Everyone Has an Inbox
Everyone who uses the internet has an email address. Not everyone is on LinkedIn. Not everyone uses Instagram, or TikTok, or whatever platform is currently being declared the future of marketing (even Reddit). But everyone has an email address. Sometimes more than one.
Email marketing has been pronounced dead more times than I can count, and for the better part of thirty years it has consistently outperformed almost every other channel on return on investment. The obituaries keep getting written. The channel keeps living.
However, not all email is the same, and that matters.
Consent is sexy. There’s a reason the tea analogy became shorthand for consent education. The logic transfers: if someone didn’t ask for the tea, don’t pour it. It’s the mechanism by which email marketing works, and the reason the inbox is worth taking seriously as a channel in the first place. The inbox is personal. It’s not a public feed or a billboard. It’s a space people choose to check, and a subscription is an invitation extended to you specifically. That changes the nature of what you’re doing when you show up there.
Permission-based email honours that. Yes, it’s slower to build and more work to maintain. But the list is yours, because people added themselves to it, giving you access to their inbox, and that relationship is more durable than it might sound. No algorithm decides whether your emails get seen. No platform changes its rules overnight and throttles your reach. The connection is direct, and it stays direct. Over time, engagement deepens. Sender reputation strengthens. The list becomes more valuable because the relationship underneath it was built on something real. And when people leave? That’s fine too. Holding on to subscribers who’ve checked out doesn’t serve anyone. You don’t need to get hung up on your ex-subscribers.

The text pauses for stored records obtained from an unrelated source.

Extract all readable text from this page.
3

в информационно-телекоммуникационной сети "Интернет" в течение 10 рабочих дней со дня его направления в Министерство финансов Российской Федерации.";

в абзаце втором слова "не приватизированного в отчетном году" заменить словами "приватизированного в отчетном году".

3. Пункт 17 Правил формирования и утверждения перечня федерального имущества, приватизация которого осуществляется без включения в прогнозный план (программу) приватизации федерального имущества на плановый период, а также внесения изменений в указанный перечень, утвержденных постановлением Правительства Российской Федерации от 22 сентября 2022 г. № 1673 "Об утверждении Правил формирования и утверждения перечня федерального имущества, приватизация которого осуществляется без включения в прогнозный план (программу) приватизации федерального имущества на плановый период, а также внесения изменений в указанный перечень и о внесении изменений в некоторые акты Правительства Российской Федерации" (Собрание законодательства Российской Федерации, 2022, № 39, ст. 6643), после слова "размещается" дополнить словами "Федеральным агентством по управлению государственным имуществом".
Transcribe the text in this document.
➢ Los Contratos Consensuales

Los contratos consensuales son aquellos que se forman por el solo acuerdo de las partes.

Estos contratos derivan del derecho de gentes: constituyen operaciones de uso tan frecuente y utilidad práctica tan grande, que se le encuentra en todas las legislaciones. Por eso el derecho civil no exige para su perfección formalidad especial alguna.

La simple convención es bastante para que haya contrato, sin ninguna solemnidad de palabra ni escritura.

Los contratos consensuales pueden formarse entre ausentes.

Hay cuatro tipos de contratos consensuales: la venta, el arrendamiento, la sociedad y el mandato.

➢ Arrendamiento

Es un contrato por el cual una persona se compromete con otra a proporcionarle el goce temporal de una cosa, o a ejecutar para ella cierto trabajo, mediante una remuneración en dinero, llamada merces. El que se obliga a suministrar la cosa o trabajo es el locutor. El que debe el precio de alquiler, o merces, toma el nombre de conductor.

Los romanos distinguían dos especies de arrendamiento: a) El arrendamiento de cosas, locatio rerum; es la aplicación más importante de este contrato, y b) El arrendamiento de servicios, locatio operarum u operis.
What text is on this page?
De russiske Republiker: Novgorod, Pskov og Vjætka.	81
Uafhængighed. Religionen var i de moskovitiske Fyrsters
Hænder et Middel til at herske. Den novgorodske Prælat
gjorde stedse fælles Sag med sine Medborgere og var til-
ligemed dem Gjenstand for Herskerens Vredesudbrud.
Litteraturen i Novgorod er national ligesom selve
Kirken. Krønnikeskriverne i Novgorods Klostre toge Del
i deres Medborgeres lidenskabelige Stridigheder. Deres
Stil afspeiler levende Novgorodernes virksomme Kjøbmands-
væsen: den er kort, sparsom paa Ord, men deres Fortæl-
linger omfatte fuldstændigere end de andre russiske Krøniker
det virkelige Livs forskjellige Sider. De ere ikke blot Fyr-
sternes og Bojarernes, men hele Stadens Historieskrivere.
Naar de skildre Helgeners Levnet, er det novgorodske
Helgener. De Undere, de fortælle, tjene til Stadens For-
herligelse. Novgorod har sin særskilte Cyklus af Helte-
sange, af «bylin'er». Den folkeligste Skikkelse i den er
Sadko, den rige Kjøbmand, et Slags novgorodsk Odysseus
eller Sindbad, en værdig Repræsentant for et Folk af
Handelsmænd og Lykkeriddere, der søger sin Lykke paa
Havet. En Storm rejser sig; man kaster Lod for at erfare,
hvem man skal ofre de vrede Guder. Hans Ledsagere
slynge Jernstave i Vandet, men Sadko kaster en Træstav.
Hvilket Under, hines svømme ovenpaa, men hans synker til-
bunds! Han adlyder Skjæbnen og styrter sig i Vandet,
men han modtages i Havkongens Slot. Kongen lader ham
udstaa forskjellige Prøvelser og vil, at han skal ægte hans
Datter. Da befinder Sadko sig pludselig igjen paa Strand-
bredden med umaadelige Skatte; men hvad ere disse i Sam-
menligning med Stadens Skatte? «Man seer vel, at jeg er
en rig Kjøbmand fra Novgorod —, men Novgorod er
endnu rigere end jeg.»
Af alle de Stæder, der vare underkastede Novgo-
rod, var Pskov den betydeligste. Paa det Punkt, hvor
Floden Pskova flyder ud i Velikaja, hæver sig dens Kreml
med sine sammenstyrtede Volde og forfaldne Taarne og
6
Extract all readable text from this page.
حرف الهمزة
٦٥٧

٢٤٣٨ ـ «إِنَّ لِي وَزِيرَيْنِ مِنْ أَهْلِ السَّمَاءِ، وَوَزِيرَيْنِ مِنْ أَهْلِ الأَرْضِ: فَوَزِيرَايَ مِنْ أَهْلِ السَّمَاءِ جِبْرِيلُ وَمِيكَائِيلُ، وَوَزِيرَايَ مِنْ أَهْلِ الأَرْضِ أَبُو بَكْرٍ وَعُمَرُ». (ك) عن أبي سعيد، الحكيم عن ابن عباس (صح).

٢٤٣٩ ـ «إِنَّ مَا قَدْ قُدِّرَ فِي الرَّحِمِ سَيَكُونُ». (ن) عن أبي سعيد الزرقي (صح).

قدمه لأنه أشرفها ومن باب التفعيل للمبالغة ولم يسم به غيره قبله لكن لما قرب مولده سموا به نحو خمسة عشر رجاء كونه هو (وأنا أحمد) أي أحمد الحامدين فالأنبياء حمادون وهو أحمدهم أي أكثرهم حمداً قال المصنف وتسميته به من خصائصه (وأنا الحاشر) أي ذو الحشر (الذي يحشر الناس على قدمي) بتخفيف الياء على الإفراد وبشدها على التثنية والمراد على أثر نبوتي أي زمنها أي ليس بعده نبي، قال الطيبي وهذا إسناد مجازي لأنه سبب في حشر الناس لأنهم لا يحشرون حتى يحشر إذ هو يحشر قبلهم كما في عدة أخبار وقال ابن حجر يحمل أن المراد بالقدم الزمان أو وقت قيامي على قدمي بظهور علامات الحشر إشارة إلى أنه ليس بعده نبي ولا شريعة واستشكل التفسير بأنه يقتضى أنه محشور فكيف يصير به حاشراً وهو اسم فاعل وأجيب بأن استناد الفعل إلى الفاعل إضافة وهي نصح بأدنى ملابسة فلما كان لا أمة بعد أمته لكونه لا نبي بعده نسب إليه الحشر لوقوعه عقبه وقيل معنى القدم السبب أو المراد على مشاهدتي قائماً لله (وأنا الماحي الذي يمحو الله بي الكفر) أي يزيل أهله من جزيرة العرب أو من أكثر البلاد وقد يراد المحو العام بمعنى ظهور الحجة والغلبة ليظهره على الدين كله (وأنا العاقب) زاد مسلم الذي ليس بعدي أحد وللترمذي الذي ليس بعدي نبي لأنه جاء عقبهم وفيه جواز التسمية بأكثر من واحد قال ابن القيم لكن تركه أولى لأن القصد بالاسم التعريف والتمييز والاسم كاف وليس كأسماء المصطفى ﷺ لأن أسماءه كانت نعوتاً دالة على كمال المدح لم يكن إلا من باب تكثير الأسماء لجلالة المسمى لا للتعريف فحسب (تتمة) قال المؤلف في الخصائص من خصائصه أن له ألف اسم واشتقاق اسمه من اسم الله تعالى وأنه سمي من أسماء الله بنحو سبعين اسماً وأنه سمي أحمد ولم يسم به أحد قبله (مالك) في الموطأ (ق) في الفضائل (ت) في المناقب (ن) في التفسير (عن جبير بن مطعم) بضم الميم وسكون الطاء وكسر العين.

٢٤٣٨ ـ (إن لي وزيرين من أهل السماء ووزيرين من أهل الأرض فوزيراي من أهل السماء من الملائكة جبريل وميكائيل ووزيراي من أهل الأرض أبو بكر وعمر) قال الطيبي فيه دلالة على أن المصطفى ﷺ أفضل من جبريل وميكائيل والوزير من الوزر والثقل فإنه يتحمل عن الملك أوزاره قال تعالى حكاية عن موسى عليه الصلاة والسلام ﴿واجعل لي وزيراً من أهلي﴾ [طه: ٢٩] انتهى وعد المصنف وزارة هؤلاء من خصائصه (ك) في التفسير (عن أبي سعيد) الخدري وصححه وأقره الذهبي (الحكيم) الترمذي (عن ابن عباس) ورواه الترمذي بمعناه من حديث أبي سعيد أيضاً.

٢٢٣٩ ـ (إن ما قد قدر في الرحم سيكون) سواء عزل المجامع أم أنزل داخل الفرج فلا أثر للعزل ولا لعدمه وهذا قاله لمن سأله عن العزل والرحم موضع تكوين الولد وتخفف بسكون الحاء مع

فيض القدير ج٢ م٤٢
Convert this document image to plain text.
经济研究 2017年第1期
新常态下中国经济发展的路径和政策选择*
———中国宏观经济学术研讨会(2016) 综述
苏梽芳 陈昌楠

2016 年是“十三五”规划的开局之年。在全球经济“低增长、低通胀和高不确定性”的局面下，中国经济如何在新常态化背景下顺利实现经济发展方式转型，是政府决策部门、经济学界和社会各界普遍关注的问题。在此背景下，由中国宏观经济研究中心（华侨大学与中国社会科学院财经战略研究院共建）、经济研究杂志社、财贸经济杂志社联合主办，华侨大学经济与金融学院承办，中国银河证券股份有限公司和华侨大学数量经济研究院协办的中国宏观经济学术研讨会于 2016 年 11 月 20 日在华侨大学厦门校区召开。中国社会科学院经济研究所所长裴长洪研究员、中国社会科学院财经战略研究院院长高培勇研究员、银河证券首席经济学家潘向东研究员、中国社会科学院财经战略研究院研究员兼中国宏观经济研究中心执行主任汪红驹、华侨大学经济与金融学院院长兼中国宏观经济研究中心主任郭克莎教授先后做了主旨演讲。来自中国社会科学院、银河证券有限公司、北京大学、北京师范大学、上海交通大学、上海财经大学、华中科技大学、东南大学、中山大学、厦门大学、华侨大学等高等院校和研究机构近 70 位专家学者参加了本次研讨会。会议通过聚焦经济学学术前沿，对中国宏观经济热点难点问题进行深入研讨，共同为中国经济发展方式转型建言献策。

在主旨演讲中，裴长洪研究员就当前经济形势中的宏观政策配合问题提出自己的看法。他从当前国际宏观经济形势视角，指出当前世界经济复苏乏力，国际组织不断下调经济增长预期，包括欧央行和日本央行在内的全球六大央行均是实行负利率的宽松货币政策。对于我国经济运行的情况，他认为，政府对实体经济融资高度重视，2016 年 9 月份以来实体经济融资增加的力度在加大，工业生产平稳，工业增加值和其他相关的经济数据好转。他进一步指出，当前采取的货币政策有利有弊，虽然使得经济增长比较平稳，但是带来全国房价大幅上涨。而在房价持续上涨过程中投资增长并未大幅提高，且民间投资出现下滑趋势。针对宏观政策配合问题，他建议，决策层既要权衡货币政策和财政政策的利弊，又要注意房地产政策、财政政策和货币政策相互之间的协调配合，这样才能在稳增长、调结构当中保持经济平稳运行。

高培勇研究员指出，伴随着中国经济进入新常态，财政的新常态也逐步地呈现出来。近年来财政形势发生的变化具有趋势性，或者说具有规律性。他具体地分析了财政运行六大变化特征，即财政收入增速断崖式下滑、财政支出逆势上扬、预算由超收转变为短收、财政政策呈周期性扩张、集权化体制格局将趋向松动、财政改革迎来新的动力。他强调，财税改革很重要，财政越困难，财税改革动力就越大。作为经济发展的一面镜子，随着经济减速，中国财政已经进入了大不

Cold email and bought lists work from a different premise entirely. You’re turning up somewhere you weren’t asked to be, using a door that was never opened for you. People who never agreed to hear from you tend to respond accordingly, and the deliverability consequences are measurable and cumulative. The legal exposure, depending on your market and how liberally you’re interpreting “legitimate interest,” is real. But the more basic problem is structural: the foundation was shaky before you sent a single email.
The inbox is intimate because of what it takes to get there and to stay there. Consent is what makes it worth getting there at all.